Только если Володя говорил правду, то отчего же меня сейчас заполняет ощущение, что тот серый, плотный туман, в котором я живу последние годы, постепенно рассеивается, обнажая во всей неприглядной красе мои слова, поступки и суждения? Отчего я испытываю такое облегчение, смешанное со жгучим стыдом? Отчего мои вечно ледяные руки стали теплыми, а сидящая рядом женщина, к которой в первые минуты разговора я испытывала агрессию и отторжение, вдруг вызывает такое доверие?
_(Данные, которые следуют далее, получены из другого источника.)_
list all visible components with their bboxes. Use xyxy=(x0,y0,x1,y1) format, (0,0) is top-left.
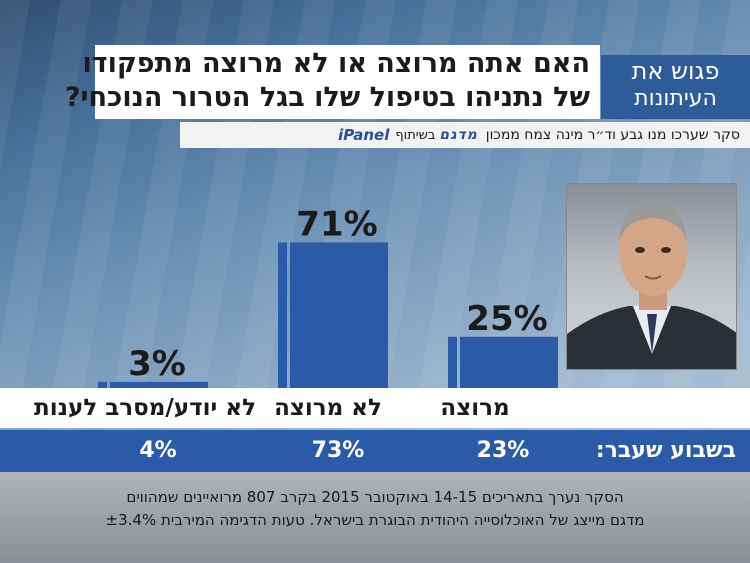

Отчего мне сейчас хочется расплакаться, от боли и одновременно счастья?
И что, черт возьми, эта Татьяна сделала со мной? Просто возложив на меня свои горяченные руки?
— Раз тебе проще понимать другие термины, то выглядит твоя ситуация следующим образом. Я не знаю, что именно ты делала после побега из той, так и скажу, секты. Не знаю, что ты испытывала при этом. Но прямо сейчас я вижу перед собой жутко исковерканную, но, к счастью, окончательно не сломленную жертву насилия. Не физического, нет. Гораздо хуже — психологического. От физического порой восстанавливаются гораздо быстрее. А у тебя уже сколько, лет пять-семь прошло?
Я заторможенно киваю.
— И ты наверняка все эти годы воспринимала себя адекватным, разумным человеком. Но закодированного на определенные поступки индивида сложно назвать адекватным. Не всегда его выбор является именно его выбором. Чаще срабатывает программа, тонко настроенный триггер. Не кори себя. Отпусти чувство вины. Ты просто проходила тяжелые уроки. Наверное, они тебе по судьбе твоей, по карме были предначертаны. Считай, тебя сегодня «перепрошили». И именно с сегодняшнего дня у тебя появляется шанс все переосмыслить. Не буду лукавить. Сложно тебе придется. Колбасить будет. Но главное знай. Все, что мы сделали, мы можем «разделать». Почти все. Смерть только не изменить. А ты жива. И будешь жить долго и счастливо. Если не убоишься трудностей и выберешь любовь.